Märchen haben auf Menschen, die an mittelschwerer und schwerer Demenz erkrankt sind, eine positive Wirkung. Sie steigern die Lebensqualität, führen zu Wohlbefinden und sollten daher in Pflegeeinrichtungen angeboten werden. So fasst Prof. Dr. Ingrid Kollak von der Alice-Salomon-Hochschule das Ergebnis ihrer Begleitstudie zu „Es war einmal - Märchen und Demenz" zusammen.
Ein Team der Alice Salomon Hochschule war mit der wissenschaftlichen Begleitung des Projekts „Es war einmal … Märchen und Demenz" betraut. Das „Märchenland – Deutsches Zentrum für Märchenkultur" hatte das Projekt initiiert und durchgeführt. Mittelgeber waren das Bundesfamilienministerium sowie die Senatsverwaltung für Gesundheit und Soziales Berlin. Projektpartner und Mittelgeber waren die Katharinenhof-Gruppe, Agaplesion – Bethanien Diakonie am Schwarzen Berg und Agaplesion – Markus Diakonie am Dorfanger.
Für das Team der Alice Salomon Hochschule standen folgende Fragen am Anfang der Studie:
- Wie reagieren Menschen mit Demenz, die an den Märchenerzählungen teilnehmen?
- Interagieren die vom Team beobachteten Menschen mit Demenz untereinander und mit der Märchenerzählerin?
- Gibt es Zuhörer-Typen?
- Welche Bedingungen sind günstig: Wie groß kann die Gruppe der Zuhörenden sein? Wie sollte die Gruppe zusammengesetzt sein? Können Menschen mit Demenz, aber unterschiedlichen Grunderkrankungen, eine Gruppe bilden? Wie sieht der passende Ort aus? Wie lange kann erzählt werden? Und nicht zuletzt: Was macht einen guten Märchenerzähler aus?

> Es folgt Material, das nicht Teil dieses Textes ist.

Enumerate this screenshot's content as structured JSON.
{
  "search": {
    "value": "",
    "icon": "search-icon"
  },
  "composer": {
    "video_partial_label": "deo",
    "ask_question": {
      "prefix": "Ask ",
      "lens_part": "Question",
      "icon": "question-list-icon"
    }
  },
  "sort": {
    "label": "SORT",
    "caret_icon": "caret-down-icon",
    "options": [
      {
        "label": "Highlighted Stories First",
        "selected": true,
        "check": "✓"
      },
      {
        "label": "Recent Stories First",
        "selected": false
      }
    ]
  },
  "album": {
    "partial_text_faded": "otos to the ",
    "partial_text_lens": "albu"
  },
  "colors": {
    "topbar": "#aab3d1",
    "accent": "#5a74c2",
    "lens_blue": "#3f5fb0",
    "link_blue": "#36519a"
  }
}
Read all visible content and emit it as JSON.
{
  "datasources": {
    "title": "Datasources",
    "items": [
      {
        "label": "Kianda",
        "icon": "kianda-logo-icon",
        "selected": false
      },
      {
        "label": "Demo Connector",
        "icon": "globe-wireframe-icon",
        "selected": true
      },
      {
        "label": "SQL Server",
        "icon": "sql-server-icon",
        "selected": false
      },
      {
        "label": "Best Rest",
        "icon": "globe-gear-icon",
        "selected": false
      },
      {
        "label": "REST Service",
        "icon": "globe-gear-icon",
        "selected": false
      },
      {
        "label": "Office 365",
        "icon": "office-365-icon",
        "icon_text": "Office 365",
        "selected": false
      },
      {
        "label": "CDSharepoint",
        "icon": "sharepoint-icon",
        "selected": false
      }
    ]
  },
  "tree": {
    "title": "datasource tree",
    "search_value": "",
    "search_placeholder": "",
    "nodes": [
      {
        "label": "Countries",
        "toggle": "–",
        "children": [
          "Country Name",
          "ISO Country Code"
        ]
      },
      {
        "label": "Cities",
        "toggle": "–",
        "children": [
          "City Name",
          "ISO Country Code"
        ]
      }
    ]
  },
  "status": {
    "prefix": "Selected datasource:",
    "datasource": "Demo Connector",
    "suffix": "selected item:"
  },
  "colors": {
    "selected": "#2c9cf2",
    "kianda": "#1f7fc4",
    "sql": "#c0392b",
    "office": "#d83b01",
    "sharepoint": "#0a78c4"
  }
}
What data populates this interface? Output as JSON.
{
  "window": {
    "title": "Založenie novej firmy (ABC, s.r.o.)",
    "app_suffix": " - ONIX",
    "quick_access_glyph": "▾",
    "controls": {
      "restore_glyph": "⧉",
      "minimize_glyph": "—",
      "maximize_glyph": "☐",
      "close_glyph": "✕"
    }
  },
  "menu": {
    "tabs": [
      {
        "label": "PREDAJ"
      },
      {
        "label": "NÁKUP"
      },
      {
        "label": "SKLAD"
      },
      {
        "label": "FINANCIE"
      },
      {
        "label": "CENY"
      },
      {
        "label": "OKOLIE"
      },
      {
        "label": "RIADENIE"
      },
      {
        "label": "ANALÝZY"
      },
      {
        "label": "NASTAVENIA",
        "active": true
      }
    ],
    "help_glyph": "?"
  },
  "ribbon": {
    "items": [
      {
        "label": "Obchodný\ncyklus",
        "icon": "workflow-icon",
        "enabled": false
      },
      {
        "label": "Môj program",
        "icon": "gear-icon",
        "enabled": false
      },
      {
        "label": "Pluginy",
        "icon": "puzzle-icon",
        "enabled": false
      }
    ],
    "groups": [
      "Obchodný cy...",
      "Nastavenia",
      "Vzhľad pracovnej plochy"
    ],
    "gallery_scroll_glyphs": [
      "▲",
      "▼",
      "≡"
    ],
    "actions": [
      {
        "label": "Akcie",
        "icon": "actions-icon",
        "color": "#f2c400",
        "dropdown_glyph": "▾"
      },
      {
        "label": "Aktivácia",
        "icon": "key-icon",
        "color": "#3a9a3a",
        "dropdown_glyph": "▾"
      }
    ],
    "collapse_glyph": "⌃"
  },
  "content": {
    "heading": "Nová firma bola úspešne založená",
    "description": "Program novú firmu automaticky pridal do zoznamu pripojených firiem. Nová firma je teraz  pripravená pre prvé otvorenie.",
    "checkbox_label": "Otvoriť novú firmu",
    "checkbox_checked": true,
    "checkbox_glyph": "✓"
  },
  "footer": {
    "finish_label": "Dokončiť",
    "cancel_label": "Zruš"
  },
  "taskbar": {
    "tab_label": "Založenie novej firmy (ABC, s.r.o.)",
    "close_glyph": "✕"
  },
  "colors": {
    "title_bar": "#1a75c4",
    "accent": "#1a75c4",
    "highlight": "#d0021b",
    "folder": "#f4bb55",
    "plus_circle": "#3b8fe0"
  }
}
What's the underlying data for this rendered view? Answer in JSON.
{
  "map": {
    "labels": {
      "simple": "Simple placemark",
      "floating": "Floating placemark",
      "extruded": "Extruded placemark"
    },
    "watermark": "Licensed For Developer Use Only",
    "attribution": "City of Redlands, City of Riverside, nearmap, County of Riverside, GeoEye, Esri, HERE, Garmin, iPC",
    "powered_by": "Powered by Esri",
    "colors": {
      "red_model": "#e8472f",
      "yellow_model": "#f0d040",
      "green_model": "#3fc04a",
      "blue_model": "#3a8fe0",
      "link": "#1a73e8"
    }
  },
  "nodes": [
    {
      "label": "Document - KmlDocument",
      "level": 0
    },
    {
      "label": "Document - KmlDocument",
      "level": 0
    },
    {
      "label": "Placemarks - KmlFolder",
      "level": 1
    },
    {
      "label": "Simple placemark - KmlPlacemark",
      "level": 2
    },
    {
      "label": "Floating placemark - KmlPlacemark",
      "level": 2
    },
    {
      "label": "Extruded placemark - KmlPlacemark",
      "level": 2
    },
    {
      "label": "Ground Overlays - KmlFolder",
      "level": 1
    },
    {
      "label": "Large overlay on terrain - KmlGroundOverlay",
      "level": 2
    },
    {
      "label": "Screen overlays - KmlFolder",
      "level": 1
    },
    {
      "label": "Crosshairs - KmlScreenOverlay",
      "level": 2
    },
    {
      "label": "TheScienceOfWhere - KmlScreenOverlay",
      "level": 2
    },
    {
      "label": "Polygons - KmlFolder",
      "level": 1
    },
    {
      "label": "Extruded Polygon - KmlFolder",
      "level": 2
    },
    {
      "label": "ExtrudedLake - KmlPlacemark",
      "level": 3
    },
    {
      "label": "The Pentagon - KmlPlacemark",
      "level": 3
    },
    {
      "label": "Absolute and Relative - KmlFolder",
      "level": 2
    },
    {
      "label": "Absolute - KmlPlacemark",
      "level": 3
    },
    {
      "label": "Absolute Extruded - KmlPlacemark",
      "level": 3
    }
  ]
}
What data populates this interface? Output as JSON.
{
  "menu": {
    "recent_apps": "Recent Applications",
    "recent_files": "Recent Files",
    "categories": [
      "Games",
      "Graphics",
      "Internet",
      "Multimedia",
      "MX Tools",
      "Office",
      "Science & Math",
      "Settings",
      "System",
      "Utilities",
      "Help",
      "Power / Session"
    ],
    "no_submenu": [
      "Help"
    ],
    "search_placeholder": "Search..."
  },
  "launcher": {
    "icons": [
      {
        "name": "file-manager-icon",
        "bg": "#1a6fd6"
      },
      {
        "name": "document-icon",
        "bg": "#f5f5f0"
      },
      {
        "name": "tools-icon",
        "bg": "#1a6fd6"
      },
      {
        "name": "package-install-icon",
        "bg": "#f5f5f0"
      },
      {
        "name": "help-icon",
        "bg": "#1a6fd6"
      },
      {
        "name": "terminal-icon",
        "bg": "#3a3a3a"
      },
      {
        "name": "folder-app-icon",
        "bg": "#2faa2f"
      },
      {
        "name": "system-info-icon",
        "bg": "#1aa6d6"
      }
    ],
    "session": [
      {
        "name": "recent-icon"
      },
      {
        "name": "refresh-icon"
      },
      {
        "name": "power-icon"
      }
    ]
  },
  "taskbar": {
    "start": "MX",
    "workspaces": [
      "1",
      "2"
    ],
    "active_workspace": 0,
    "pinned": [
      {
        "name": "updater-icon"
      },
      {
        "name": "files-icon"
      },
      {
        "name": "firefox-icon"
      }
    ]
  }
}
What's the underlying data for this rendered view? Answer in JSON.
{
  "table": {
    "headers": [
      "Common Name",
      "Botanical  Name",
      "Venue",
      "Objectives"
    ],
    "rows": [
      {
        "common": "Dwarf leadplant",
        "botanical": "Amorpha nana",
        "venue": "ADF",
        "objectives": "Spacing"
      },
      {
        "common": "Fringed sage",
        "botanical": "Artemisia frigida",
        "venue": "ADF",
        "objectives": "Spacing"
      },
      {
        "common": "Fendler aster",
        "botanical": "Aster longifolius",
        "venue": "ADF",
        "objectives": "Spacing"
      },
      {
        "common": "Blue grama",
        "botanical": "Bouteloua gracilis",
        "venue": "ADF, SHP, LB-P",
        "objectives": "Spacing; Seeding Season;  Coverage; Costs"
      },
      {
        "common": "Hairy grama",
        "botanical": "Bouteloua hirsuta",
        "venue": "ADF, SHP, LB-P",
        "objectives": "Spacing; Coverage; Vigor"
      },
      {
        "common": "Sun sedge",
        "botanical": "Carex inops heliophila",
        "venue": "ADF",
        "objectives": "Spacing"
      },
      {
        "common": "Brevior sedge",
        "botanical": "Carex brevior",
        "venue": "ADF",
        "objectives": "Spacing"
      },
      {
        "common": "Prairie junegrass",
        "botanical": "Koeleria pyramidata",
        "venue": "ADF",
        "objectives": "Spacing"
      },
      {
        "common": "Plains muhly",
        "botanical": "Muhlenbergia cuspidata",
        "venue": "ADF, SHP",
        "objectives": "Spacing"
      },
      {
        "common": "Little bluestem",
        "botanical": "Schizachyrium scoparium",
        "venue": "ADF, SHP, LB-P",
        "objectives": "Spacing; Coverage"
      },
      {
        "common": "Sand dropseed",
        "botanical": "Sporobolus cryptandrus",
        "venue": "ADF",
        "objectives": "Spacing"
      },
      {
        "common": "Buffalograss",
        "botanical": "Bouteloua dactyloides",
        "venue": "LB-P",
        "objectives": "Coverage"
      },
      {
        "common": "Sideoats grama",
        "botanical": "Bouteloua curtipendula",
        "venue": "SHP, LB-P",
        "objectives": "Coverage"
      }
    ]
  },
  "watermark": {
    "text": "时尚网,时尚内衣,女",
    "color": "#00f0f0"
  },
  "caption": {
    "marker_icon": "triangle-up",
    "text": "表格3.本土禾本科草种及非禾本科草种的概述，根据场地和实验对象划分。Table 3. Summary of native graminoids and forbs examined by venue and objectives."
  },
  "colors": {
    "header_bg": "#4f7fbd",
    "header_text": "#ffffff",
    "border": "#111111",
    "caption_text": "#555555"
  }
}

Die Betroffenen selbst können auf diese Fragen nur eingeschränkt antworten. Stellvertretend hätten Menschen befragt werden können, die sich um diese Menschen mit Demenz kümmern. Allerdings könnten sie befangen sein, eine völlig andere Perspektive besitzen oder keine Zeit haben. Aus diesen und weiteren Gründen entschied sich das Team, Video aufzuzeichnen. Die kleinen Kameras wurden aufgestellt und von der Gruppe nicht weiter beachtet. Da die Interaktion zwischen der Gruppe und der Märchenerzählerin sowie der Gruppenmitglieder untereinander ausgewertet werden sollte, wurden zwei Kameras benötigt: eine für die Gruppe und eine für die Märchenerzählerin. Ereignisse, die sich rund um die Filmaufnahmen ereignet hatten, aber nicht mit aufgezeichnet wurden – zum Beispiel eine Person schaut von außen durch ein Fenster zu oder im Hintergrund spült jemand Geschirr – wurden protokolliert.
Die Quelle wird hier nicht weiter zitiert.